Election Trouble for US: Turkey and Pakistan
Electoral politics in the Muslim world continue to produce results troubling to the policies of the Bush administration. On Monday it was announced in Pakistan that the Pakistan People’s Party and the United Islamic Council had reached an accord allowing them to attempt to form a government. The PPP ceded the prime ministership to Fazlur Rahman, a notorious far-right fundamentalist who supports the Taliban and al-Qaeda. Other major posts would go to the PPP.

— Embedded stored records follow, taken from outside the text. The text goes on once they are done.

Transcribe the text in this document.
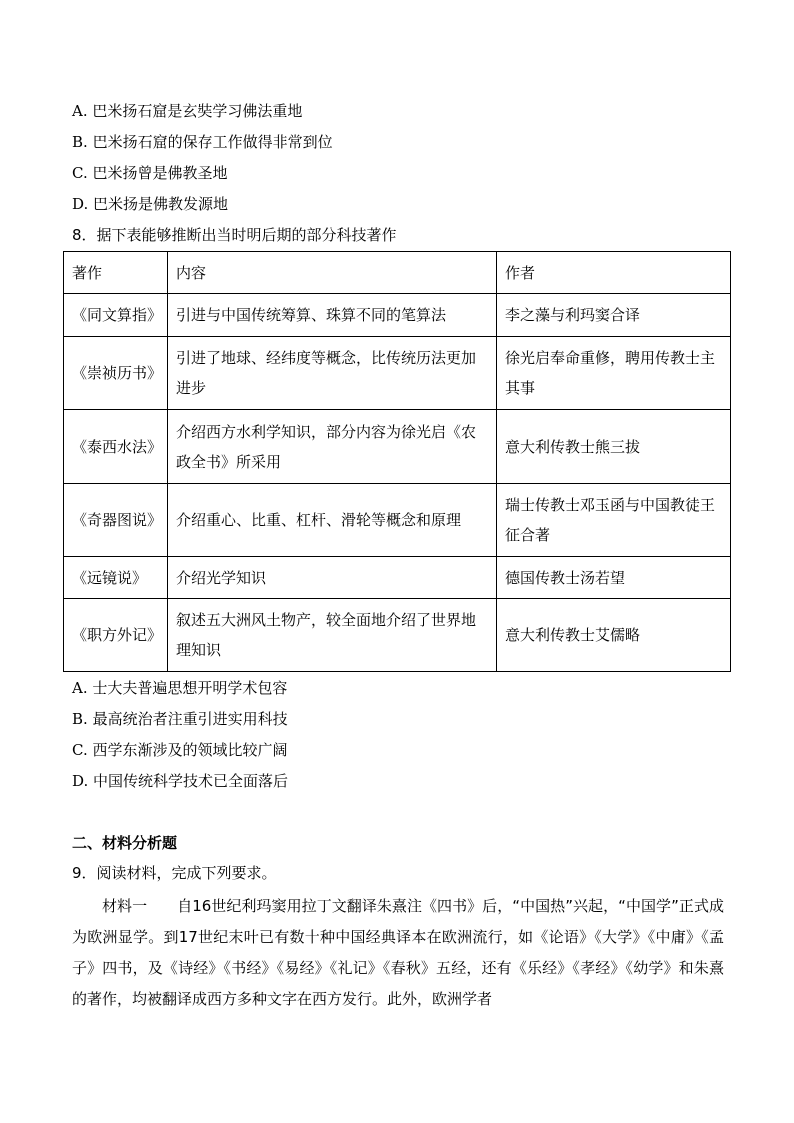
A. 巴米扬石窟是玄奘学习佛法重地
B. 巴米扬石窟的保存工作做得非常到位
C. 巴米扬曾是佛教圣地
D. 巴米扬是佛教发源地
8．据下表能够推断出当时明后期的部分科技著作
著作	内容	作者
《同文算指》	引进与中国传统筹算、珠算不同的笔算法	李之藻与利玛窦合译
《崇祯历书》	引进了地球、经纬度等概念，比传统历法更加进步	徐光启奉命重修，聘用传教士主其事
《泰西水法》	介绍西方水利学知识，部分内容为徐光启《农政全书》所采用	意大利传教士熊三拔
《奇器图说》	介绍重心、比重、杠杆、滑轮等概念和原理	瑞士传教士邓玉函与中国教徒王征合著
《远镜说》	介绍光学知识	德国传教士汤若望
《职方外记》	叙述五大洲风土物产，较全面地介绍了世界地理知识	意大利传教士艾儒略
A. 士大夫普遍思想开明学术包容
B. 最高统治者注重引进实用科技
C. 西学东渐涉及的领域比较广阔
D. 中国传统科学技术已全面落后
二、材料分析题
9．阅读材料，完成下列要求。
材料一　　自16世纪利玛窦用拉丁文翻译朱熹注《四书》后，“中国热”兴起，“中国学”正式成为欧洲显学。到17世纪末叶已有数十种中国经典译本在欧洲流行，如《论语》《大学》《中庸》《孟子》四书，及《诗经》《书经》《易经》《礼记》《春秋》五经，还有《乐经》《孝经》《幼学》和朱熹的著作，均被翻译成西方多种文字在西方发行。此外，欧洲学者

It is not clear that a PPP/MMA government will really come to be. The rival Muslim League (QA) also claims that it can form a government, and is wooing the semi-fascist party for Urdu speakers, the MQM (United National Movement) as a junior partner in government to shore up its claims. Presumably Gen. Pervez Musharraf, the military dictator, will ask the Muslim League (QA) to form a government rather than the PPP. Any such government, however, would have a razor thin parliamentary majority, would depend on the good will of a gaggle of independents, and could easily fall, requiring new elections or a return to martial law. If the PPP/MMA coalition did come to power, it would be very bad news for the US.
In Turkey, with 18% of precincts reporting as of this writing, the Islamist Justice and Development Party (Ak) was getting 35 percent of the vote. The current ruling party is doing poorly and Prime Minister Bulent Ecevit may not even be reelected to his parliamentary seat. The JDP is opposed to a US war on Iraq, though it says it will respect United Nations Security Council resolutions.

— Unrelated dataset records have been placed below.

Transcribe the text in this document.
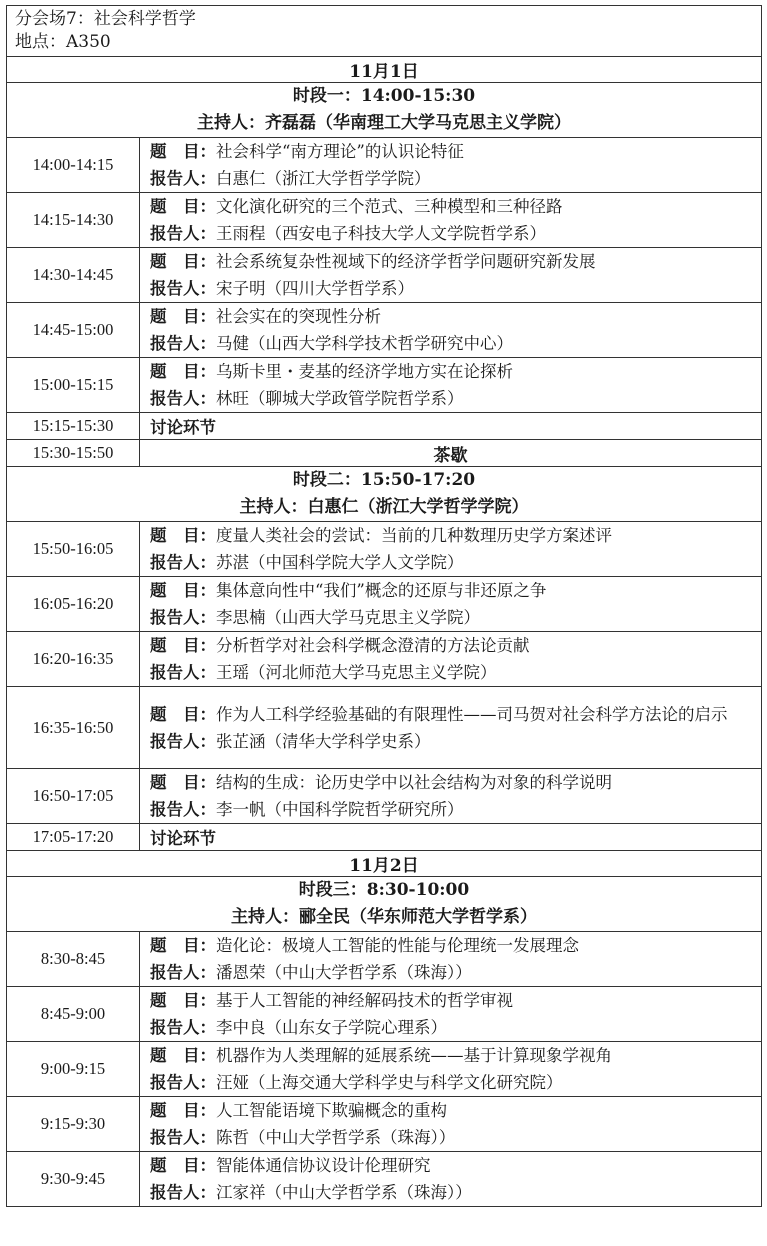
分会场7：社会科学哲学
地点：A350	

11月1日	

时段一：14:00-15:30
主持人：齐磊磊（华南理工大学马克思主义学院）	

14:00-14:15	题　目：社会科学“南方理论”的认识论特征
报告人：白惠仁（浙江大学哲学学院）

14:15-14:30	题　目：文化演化研究的三个范式、三种模型和三种径路
报告人：王雨程（西安电子科技大学人文学院哲学系）

14:30-14:45	题　目：社会系统复杂性视域下的经济学哲学问题研究新发展
报告人：宋子明（四川大学哲学系）

14:45-15:00	题　目：社会实在的突现性分析
报告人：马健（山西大学科学技术哲学研究中心）

15:00-15:15	题　目：乌斯卡里・麦基的经济学地方实在论探析
报告人：林旺（聊城大学政管学院哲学系）

15:15-15:30	讨论环节
15:30-15:50	茶歇

时段二：15:50-17:20
主持人：白惠仁（浙江大学哲学学院）	

15:50-16:05	题　目：度量人类社会的尝试：当前的几种数理历史学方案述评
报告人：苏湛（中国科学院大学人文学院）

16:05-16:20	题　目：集体意向性中“我们”概念的还原与非还原之争
报告人：李思楠（山西大学马克思主义学院）

16:20-16:35	题　目：分析哲学对社会科学概念澄清的方法论贡献
报告人：王瑶（河北师范大学马克思主义学院）

16:35-16:50	题　目：作为人工科学经验基础的有限理性——司马贺对社会科学方法论的启示
报告人：张芷涵（清华大学科学史系）

16:50-17:05	题　目：结构的生成：论历史学中以社会结构为对象的科学说明
报告人：李一帆（中国科学院哲学研究所）

17:05-17:20	讨论环节
11月2日	

时段三：8:30-10:00
主持人：郦全民（华东师范大学哲学系）	

8:30-8:45	题　目：造化论：极境人工智能的性能与伦理统一发展理念
报告人：潘恩荣（中山大学哲学系（珠海））

8:45-9:00	题　目：基于人工智能的神经解码技术的哲学审视
报告人：李中良（山东女子学院心理系）

9:00-9:15	题　目：机器作为人类理解的延展系统——基于计算现象学视角
报告人：汪娅（上海交通大学科学史与科学文化研究院）

9:15-9:30	题　目：人工智能语境下欺骗概念的重构
报告人：陈哲（中山大学哲学系（珠海））

9:30-9:45	题　目：智能体通信协议设计伦理研究
报告人：江家祥（中山大学哲学系（珠海））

The glib rhetoric about spreading democracy in the Middle East coming out of the hawkish corners of the Bush administration has painted a world in which more Muslim democracy would equal less anti-Americanism. Such a principle has not even held in Germany, and is obviously even less valid in the Muslim world. The lesson is not that democracy is bad, or that Muslims should be denied it. It is that unilateralist American wars in the region will be unpopular, and that unpopularity will show up at the polls whenever it is allowed to. People in the Middle East know what colonialism looks like, and they recognize the Wolfowitz plan for them as neocolonialism.